Completed foreclosures, in which borrowers lost their homes, increased by 7 percent during the quarter to nearly 163,000-a 54 percent increase from a year earlier, as the large volume of seriously delinquent mortgages and foreclosures in process worked through the system.

The study found that servicers implemented more than 504,000 home retention actions in Q2, including 273,000 new modifications-an 18 percent increase from the previous quarter-138,000 new trial period plans, and 93,000 payment plans.

This volume included almost 109,000 permanent modifications and 65,000 new trial period plans implemented under the Home Affordable Modification Program (HAMP).

During the past five quarters, the regulators say servicers have implemented almost 2.9 million home retention actions.

More than 90 percent of the modifications implemented during the second quarter reduced the borrowers' monthly principal and interest payments, and 56 percent of them reduced payments by more than 20 percent.
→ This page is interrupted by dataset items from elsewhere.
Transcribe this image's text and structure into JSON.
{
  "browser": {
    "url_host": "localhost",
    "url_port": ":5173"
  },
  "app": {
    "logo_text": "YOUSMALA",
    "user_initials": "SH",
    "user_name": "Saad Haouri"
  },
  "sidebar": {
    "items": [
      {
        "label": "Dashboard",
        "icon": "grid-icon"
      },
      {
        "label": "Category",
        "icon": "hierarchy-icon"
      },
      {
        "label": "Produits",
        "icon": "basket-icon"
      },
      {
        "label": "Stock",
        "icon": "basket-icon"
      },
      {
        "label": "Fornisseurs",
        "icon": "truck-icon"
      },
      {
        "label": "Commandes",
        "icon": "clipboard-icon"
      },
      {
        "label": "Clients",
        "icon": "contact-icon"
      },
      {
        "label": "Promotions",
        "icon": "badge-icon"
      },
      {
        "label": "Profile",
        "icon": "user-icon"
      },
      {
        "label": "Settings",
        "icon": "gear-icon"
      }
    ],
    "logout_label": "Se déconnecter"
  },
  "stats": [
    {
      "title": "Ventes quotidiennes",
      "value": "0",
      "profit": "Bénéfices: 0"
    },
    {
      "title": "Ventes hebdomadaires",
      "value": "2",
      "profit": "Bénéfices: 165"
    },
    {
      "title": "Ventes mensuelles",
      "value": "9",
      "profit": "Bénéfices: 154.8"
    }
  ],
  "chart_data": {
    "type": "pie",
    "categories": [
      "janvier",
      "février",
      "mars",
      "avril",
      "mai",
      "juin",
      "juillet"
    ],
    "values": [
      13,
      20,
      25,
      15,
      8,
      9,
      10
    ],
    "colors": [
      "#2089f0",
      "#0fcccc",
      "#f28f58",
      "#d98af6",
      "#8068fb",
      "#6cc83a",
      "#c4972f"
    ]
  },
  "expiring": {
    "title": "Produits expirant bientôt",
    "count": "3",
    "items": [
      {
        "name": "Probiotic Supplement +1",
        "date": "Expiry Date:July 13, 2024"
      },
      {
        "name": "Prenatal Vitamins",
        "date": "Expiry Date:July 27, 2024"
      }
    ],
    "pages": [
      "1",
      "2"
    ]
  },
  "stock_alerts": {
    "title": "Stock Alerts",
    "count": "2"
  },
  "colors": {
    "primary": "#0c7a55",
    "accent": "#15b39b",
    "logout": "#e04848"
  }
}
HAMP modifications made during the quarter reduced monthly payments by an average of $608. Other modifications reduced payments by an average of $307.

The regulators purport the focus on sustainable and affordable monthly payments has resulted in lower post-modification delinquency rates for more recent modifications.

At six months after modification, about 32 percent of the modifications made in 2009 were seriously delinquent or in the foreclosure process, compared with more than 45 percent of modifications made in 2008.

Performance of modifications made in 2010 suggests that this trend is continuing. At three months after modification, 11 percent of the 2010 modifications were seriously delinquent, compared with 20 percent for 2009 modifications and 32 percent for 2008 modifications.

The OCC-OTS report covers 34 million mortgages, representing 65 percent of all first-lien mortgages in the country, worth nearly $6 trillion in outstanding balances.